Think about it. Cream cheese is delicious in main dishes (alfredo and pretty any kind of pasta), appetizers (hot reuben dip, bbq jalapeno poppers, artichoke dip), and in desserts (just think cream cheese frosting, pound cake, pumpkin cheesecake snickerdoodles). Ahh...heaven. Anytime I find something new with cream cheese, you can bet I am totally going to make it. I mean come on, it has cream cheese and I have some waiting in the fridge to be used.
But when I first saw this recipe I was a little skeptical. No eggs and cream cheese. I wondered how well these would turn out but OMG! These are one of my new favorite cookies. Not only were they so easy to make (I always have a hard time with chocolate chip cookies--they either spread out too much, are too hard or too soft, or just don't have great flavor--except for these bad boys), they were absolutely delightful.

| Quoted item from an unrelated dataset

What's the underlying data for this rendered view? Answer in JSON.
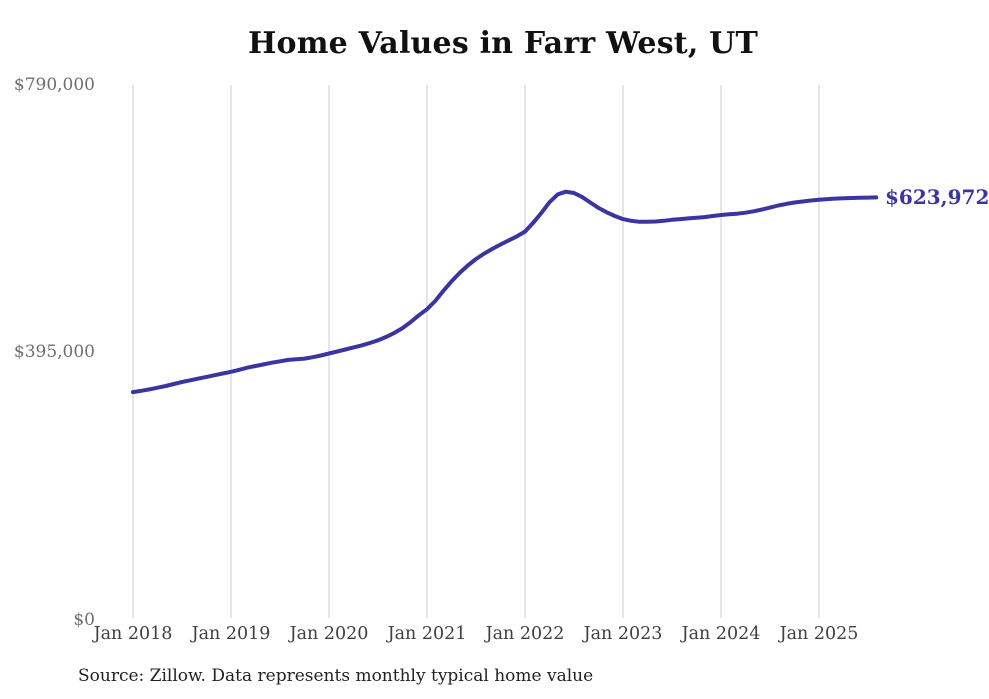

Now you know I am not a huge chocolate chip cookie fan. It is usually a "leave it" kind of cookie for me and doesn't tempt me when they are sitting around the house, but these boys, I had to give them away before I ate the entire batch. They are thick and soft, chocolaty and moist, and just downright sinful. Go ahead and make some and don't say I didn't warn you :)
(click here for printable version)
6 ounces cream cheese, softened
12 tbsp. butter, melted and cooled
1 cup packed light brown sugar
1/2 cup granulated sugar
2 tsp. vanilla extract
1/2 tsp. baking soda
1/2 tsp. salt
2 cups plus 3 tbsp. all-purpose flour
1 1/2 cups semi-sweet or milk chocolate chips
1. Preheat the oven to 325°F and line baking sheets with parchment or silpat liners or spray with non-stick cooking spray. In bowl of an electric stand mixer, cream together the cream cheese, melted butter and sugars until light and fluffy, about 2-3 minutes. Mix in the vanilla. Add the dry ingredients and mix until mostly incorporated but a few dry streaks remain. Add the chocolate chips and mix until combined and no dry streaks remain.
2. Roll the dough into 1 to 1 1/2-inch balls and place about 2 inches apart on the prepared baking sheets. Flatten each ball slightly with the palm of your hand (just barely press, it doesn't need to be completely flat). Bake the cookies for 12-14 minutes until the edges are just barely golden brown. Let the cookies cool for a few minutes on the baking sheet and then transfer to a cooling rack to cool completely. Enjoy!